1. Download: Https://dist.apache.org/repos/dist/release/hadoop/commo
2. Detailed: http://blog.csdn.net/aircraftxjd/article/details/44624219 One, installation environment
1. Virtual machine: VMware-12.5.2
2. Operating system: Linux CentOs-6.8 64 bits
3.JDK:JDK-7U79 64-bit
4.hadoop version: hadoop-2.7.1
5. Install three CentOs-6.8, where: one server two clients
master:192.168.1.149
node2:192.168.1.150
node3:192.168.1.151 Two, modify host name (not necessary)

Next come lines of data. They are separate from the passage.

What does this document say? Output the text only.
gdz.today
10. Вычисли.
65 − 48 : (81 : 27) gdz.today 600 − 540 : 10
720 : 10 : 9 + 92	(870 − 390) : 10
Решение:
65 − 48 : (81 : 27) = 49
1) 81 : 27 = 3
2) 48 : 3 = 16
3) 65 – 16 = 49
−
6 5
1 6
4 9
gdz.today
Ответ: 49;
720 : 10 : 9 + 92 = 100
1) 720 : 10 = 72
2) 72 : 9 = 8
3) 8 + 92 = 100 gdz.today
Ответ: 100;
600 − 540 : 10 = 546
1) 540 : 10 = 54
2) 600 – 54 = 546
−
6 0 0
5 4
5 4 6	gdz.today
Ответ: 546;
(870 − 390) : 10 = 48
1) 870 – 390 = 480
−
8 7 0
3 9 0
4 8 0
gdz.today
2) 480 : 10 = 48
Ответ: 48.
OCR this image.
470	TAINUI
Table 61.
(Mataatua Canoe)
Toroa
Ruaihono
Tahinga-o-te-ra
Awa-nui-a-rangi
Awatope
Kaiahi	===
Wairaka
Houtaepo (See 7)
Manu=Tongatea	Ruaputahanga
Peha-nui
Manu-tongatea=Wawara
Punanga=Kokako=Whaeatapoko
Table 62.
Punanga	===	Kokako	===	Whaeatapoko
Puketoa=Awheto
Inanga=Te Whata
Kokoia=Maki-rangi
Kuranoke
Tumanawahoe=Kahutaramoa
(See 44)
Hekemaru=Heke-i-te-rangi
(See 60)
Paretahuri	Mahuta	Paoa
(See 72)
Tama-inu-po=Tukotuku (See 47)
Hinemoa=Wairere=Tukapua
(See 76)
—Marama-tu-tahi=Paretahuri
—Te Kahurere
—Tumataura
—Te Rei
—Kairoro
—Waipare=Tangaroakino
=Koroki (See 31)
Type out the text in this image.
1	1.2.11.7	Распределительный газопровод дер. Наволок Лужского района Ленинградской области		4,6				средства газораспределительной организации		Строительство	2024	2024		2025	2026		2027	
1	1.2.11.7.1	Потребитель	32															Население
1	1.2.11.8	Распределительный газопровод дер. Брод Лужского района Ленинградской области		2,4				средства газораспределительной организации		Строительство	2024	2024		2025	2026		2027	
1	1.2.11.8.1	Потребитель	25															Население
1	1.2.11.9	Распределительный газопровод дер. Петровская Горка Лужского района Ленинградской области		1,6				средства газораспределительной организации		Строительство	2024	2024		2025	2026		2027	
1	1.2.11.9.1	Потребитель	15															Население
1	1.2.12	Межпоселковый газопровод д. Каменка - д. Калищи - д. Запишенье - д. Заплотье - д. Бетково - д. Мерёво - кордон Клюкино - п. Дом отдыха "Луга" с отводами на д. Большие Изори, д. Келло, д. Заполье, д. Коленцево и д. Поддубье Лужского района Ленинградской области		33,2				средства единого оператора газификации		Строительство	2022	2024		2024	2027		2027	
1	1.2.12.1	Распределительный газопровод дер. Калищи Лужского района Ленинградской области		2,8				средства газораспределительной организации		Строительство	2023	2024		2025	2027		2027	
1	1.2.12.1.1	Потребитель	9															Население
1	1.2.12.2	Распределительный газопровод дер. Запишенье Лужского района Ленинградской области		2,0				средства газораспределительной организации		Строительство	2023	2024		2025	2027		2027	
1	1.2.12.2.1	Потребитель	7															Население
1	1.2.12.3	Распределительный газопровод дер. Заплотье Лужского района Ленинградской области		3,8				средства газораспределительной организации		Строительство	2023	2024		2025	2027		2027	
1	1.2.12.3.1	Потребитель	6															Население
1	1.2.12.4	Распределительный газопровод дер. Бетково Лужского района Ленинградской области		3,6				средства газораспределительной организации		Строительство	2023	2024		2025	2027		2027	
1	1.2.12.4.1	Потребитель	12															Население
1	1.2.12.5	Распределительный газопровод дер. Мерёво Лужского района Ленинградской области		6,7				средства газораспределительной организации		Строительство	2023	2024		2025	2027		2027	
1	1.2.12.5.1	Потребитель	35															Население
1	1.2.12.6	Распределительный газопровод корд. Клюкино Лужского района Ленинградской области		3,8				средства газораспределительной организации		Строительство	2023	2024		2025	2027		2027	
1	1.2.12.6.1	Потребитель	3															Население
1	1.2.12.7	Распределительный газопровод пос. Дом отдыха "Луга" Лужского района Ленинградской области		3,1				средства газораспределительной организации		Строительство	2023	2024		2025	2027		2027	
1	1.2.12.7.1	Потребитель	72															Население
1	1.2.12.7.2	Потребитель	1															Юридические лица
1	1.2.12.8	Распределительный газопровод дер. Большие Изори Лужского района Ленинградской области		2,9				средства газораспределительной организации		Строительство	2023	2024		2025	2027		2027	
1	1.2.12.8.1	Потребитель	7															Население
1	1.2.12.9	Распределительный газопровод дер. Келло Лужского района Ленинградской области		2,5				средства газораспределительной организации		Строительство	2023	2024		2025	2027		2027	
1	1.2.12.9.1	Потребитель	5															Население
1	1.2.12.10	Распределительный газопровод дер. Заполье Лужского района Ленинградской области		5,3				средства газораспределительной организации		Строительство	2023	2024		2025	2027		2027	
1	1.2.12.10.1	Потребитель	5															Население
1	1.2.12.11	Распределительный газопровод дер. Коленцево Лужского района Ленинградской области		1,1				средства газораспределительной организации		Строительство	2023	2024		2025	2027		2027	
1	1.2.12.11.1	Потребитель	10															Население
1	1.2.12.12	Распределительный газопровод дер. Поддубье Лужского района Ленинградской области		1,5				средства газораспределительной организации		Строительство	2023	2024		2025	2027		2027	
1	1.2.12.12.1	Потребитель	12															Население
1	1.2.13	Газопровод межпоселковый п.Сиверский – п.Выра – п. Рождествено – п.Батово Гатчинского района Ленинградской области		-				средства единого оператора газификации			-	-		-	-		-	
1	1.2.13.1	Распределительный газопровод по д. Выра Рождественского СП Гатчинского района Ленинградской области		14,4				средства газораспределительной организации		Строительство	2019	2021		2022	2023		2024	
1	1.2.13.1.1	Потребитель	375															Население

1. Modify host name hostname
A) vi/etc/sysconfig/network
b) Save exit: Esc:wq
c) Restart effective: reboot
D) You can see that the host name has changed after the reboot
2. Hosts files are configured on three nodes
A) Edit: vi/etc/hosts
B Save exit: Esc:wq Three, configure SSH password-free login
Because Hadoop needs to log in to the various nodes through SSH, I use root, each server generates a public key, and then merges into the Authorized_keys
1.CentOS default does not start SSH no secret login, remove/etc/ssh/sshd_config 2 lines of comments, each server to set
A) Edit: Vim/etc/ssh/sshd_config
#RSAAuthentication Yes
#PubkeyAuthentication Yes
b) Save exit
2. Input command: ssh-keygen-t RSA generates key, does not enter the password, has been carriage return,/root will generate. SSH folder, each server set
3. Merge public key to Authorized_keys file, on master server, enter/root/.ssh directory, merge via SSH command
A) cd/root/.ssh/
b) Cat id_rsa.pub>> Authorized_keys
c) SSH root@192.168.1.150 cat ~/.ssh/id_rsa.pub>> Authorized_keys
d) SSH root@192.168.1.151 cat ~/.ssh/id_rsa.pub>> Authorized_keys
4. Copy the master server's authorized_keys,known_hosts to the/root/.ssh directory of the slave server
A) scp-r Authorized_keys known_hosts root@192.168.1.150:/root/.ssh/
b) scp-r Authorized_keys known_hosts root@192.168.1.151:/root/.ssh/
5. Complete, SSH root@192.168.1.150,ssh root@192.168.1.151 will not need to enter the password
Four, install JDK
Each server has to be installed
1. New two folders in the/home directory Java Hadoop
2. Put the JDK in the Java folder and unzip the configuration environment variables
A) First uninstall the own JDK
(1) View Jkd:rpm-qa | grep JDK
(2) Uninstall: RPM-E Copy to find out the first line example: Rpm-e java-1.7.0-openjdk-1.7.0.99-2.6.5.1.el6.x86_64
b) Decompression: TAR-ZXVF jdk-7u79-linux-x64.tar.gz
c) into the decompression folder and pwd the copy path
d) Edit the configuration environment variable: Vim/etc/profile and add the following figure
Export java_home=/home/java/jdk1.7.0_79
Export classpath=.: $JAVA _home/jre/lib/rt.jar: $JAVA _home/lib/dt.jar: $JAVA _home/lib/tools.jar
Export path= $PATH: $JAVA _home/bin
e) Save exit: Press Esc:wq
(f) Making environment variables effective: source/etc/profile
g) View Jdk:java-version
Five, download and install Hadoop
Place the downloaded Hadoop file in the root directory of the/home/hadoop user, and then start the decompression
1. Decompression: TAR-ZXVF hadoop-2.7.1.tar.gz
2. Create a folder for data storage in the/home/hadoop directory Tmp,hdfs,hdfs/data,hdfs/name
A) mkdir tmp HDFs hdfs/data hdfs/name
3. Modify configuration file (configured in master Master node)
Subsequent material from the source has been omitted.